Lors de son passage dans l'émission Un dimanche à la campagne, dans un numéro inédit de l'émission diffusé hier sur France 2, Ary Abittan est revenu sur les accusations de viol qui l'ont visé en 2021 et dont il a été innocenté par un non-lieu en juin 2024. Cela n'a pas été sans conséquence sur sa santé. Tout a commencé lorsqu'il a décidé de questionner la romancière Raphaëlle Giordano sur son burn-out, avant qu'elle se lance pleinement dans l'écriture.
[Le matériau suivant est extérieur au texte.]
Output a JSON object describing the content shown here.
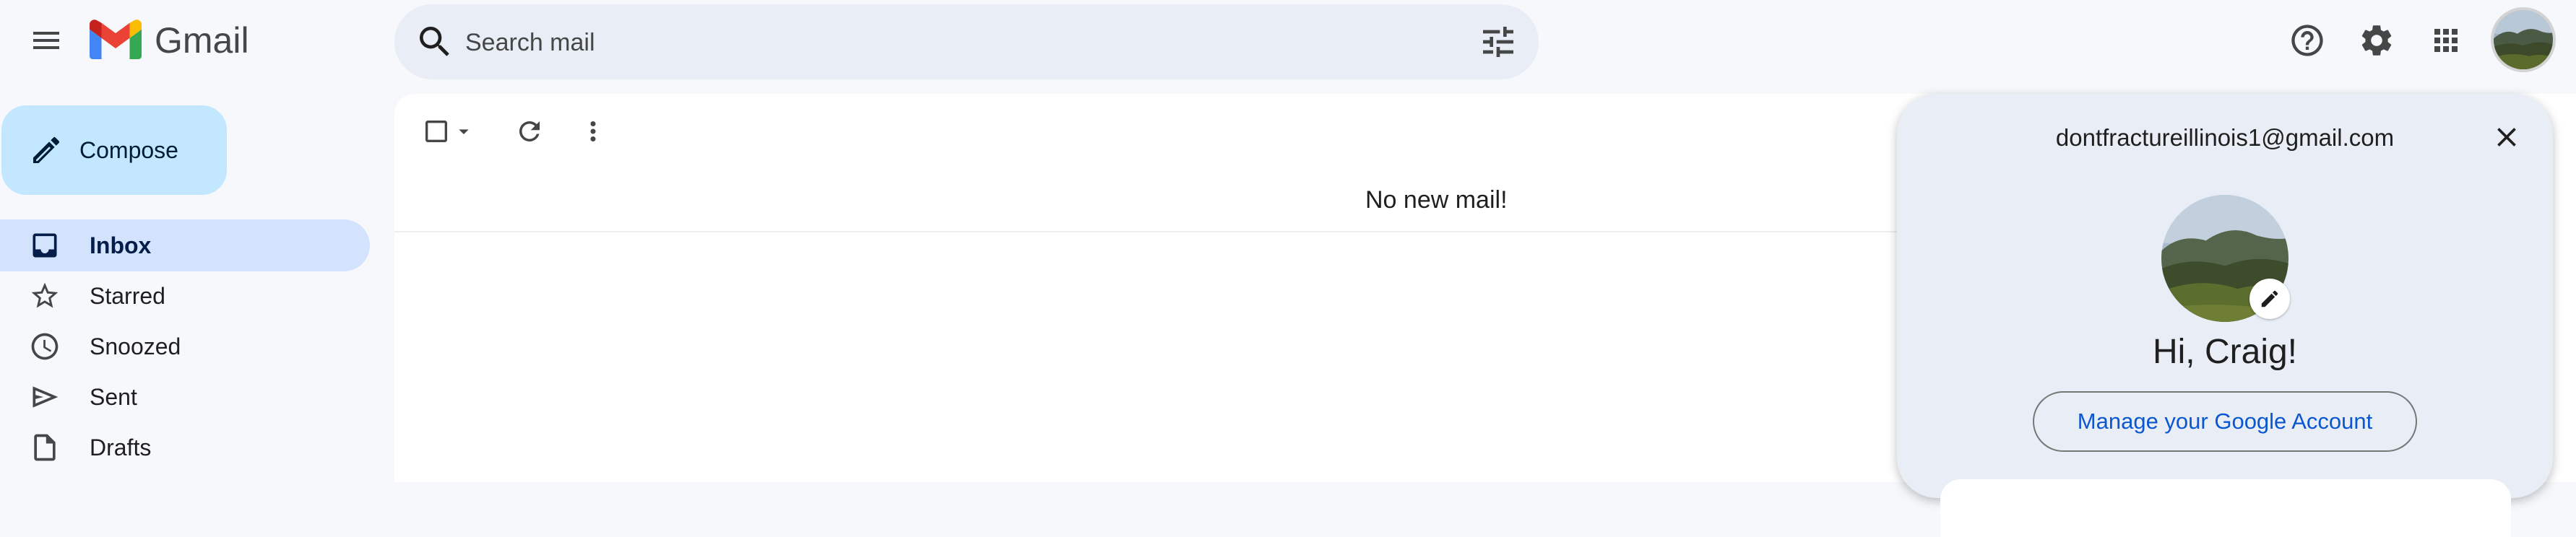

"Ça fait plus chic de dire burn-out que dépression. Il ne faut pas oublier que le mot dépression, socialement, est mal vu. Tu es pointé du doigt quand tu dis que tu fais une dépression.", a-t-elle alors tenu à préciser, avant que l'humoriste n'évoque sa propre dépression : "Je l’ai connue après cette accusation. Ça a été très dur pour moi effectivement. Mon psy m’a dit : 'La dépression c’est de ne pas avoir envie de'. C’est là où j’ai découvert que c’était une maladie grave. Une maladie qu’il ne faut pas laisser comme ça parce que c’est terrible en fait."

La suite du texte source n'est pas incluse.